Technology news and Jobs arrow Telecommunications arrow gotalk targets overseas-born Australians with new Vodafone-based mobile service
gotalk targets overseas-born Australians with new Vodafone-based mobile service E-mail
by Stuart Corner   
Sunday, 06 September 2009
gotalk says it has launched a national campaign to promote its new mobile service to the estimated 5.5 million people in Australia who were born or have at least one parent born overseas – a sector it claims has been neglected by the major mobile carriers.
 
gotalk offers a multilingual call centre, "aggressively low" mobile rates, multilingual user guides and a website "designed to capture heavy international call users" who it claims now represent more than a quarter of the Australian population.
 
"Using the Vodafone 3G network infrastructure, the new gotalk mobile service does not require long term contracts, is available on prepaid or a monthly account, and also comes with a number of innovative mobile telecommunications firsts," CEO Steve Picton said

Picton said that gotalk's "highly competitive" international rates would be combined with low charges for calls and SMS to Australian numbers – "which will appeal to all mobile users, not just the ethnic market...For example, on our Straight Talk plan, customers can call for only 20c per minute (plus flagfall) to Australian landlines or mobiles and SMS for 12.5c."

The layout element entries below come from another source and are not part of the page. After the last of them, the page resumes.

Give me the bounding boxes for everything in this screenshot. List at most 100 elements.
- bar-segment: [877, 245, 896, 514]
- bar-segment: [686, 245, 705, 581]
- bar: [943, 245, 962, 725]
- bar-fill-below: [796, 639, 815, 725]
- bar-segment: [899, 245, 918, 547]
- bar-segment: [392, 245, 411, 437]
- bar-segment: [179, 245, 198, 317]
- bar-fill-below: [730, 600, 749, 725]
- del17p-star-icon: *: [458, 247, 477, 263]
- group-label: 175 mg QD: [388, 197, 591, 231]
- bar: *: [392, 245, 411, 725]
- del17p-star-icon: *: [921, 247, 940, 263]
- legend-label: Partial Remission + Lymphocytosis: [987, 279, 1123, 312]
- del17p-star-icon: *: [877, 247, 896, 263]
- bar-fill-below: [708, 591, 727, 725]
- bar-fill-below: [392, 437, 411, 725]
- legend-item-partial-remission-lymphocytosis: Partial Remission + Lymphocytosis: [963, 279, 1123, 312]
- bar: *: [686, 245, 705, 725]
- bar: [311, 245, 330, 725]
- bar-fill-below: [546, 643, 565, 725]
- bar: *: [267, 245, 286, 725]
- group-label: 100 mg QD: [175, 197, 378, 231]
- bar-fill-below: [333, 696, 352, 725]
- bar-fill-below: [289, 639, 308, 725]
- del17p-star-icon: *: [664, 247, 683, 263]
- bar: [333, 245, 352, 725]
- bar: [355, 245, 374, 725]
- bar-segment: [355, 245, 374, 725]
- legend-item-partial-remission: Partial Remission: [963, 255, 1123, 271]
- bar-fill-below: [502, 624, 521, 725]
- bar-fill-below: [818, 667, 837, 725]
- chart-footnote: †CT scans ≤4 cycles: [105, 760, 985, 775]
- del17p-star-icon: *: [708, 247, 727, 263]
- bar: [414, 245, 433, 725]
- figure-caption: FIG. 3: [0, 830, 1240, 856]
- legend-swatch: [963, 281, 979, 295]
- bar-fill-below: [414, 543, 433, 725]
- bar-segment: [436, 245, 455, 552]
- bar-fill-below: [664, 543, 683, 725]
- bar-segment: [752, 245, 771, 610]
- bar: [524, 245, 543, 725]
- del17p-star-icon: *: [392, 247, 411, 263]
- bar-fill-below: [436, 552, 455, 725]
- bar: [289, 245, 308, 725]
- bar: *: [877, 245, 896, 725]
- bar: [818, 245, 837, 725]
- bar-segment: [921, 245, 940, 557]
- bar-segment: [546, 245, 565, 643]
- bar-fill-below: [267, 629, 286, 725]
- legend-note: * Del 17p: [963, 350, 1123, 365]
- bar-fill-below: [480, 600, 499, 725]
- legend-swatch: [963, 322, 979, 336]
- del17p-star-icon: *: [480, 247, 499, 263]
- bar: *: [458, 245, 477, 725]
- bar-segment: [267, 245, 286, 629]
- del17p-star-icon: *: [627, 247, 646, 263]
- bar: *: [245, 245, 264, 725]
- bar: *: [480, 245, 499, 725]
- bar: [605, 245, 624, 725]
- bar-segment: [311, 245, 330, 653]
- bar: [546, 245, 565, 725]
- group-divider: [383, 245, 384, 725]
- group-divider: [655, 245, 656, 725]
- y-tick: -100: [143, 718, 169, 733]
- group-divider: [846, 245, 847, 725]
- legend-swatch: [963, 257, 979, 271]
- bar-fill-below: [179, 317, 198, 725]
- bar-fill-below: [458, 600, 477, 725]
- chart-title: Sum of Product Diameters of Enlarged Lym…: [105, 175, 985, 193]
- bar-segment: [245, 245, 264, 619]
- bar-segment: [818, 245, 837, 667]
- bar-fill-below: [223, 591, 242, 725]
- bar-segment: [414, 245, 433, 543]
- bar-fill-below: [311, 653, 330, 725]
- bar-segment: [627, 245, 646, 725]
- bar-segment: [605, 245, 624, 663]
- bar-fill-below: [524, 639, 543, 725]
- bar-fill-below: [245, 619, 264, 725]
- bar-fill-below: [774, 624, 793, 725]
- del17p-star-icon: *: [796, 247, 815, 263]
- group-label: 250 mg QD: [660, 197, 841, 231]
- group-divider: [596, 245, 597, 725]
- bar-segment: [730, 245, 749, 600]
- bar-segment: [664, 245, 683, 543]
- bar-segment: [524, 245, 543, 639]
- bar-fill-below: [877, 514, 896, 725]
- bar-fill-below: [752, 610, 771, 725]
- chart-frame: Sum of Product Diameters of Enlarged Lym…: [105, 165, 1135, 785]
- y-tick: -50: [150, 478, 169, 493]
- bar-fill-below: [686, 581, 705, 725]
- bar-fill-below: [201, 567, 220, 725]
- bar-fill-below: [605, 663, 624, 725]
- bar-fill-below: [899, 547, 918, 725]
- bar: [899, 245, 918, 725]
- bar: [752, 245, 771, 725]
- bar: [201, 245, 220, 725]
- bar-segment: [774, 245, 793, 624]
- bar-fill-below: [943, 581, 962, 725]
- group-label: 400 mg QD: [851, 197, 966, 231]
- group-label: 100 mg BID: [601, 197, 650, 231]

 "gotalk mobile will be Australia's first mobile service to allow customers to make calls from their home phone or other fixed line, using their mobile credit, making it much more convenient than existing services in the market."
 
gotalk claims that its mobile service will also be Australia's first prepaid mobile product that can be topped up via an electronic swipe card - available at over 10,000 outlets across Australia - without entering complicated PIN numbers.
 
gotalk recently signed an agreement with the India's Tata Communications, one of the world's largest global communications organisations,  under which it will outsource routing of all its overseas voice traffic to Tata. Tata will install an international gateway switch in Sydney to handle the gotalk traffic. Tata and gotalk will also sell cobranded phonecards in the Australian market.
 
Gotalk has three plans available on either prepaid or postpaid accounts: Straight Talk, Big Talk Capped and Night Talk. For national calls and calls to Australian mobiles rates are respectively 20, 70 and 20 cents per minute (charged by the minute) and flagfalls 25, 35 and 15 cents. The other differentiators are in the international rates, with Night Talk offering reduced rates for late night calls.

Like the capped plans offered by all mobile service providers, rates on these plans are much higher than on straight plans. So despite the fact that call rates on gotalk's Big Talk capped plan are 3.5 times those on the other plans, Gotalk promotes this as "big value" and tells customers that they get "more than you pay for".

It lists monthly spend options as $20, $50, $40, and $50 and value received as $70, $160, $220, $330. But even without allowing for the higher flagfall rates, simply because of the higher per minute rate the real 'value' of these plans is $20, $46, $63 and $94 when compared to the 20 cents per minute Straight Talk plan. For callers making mostly short calls the 35 cent flagfall as opposed to 25 cents would reduce value even further compared to the Straight Talk plan.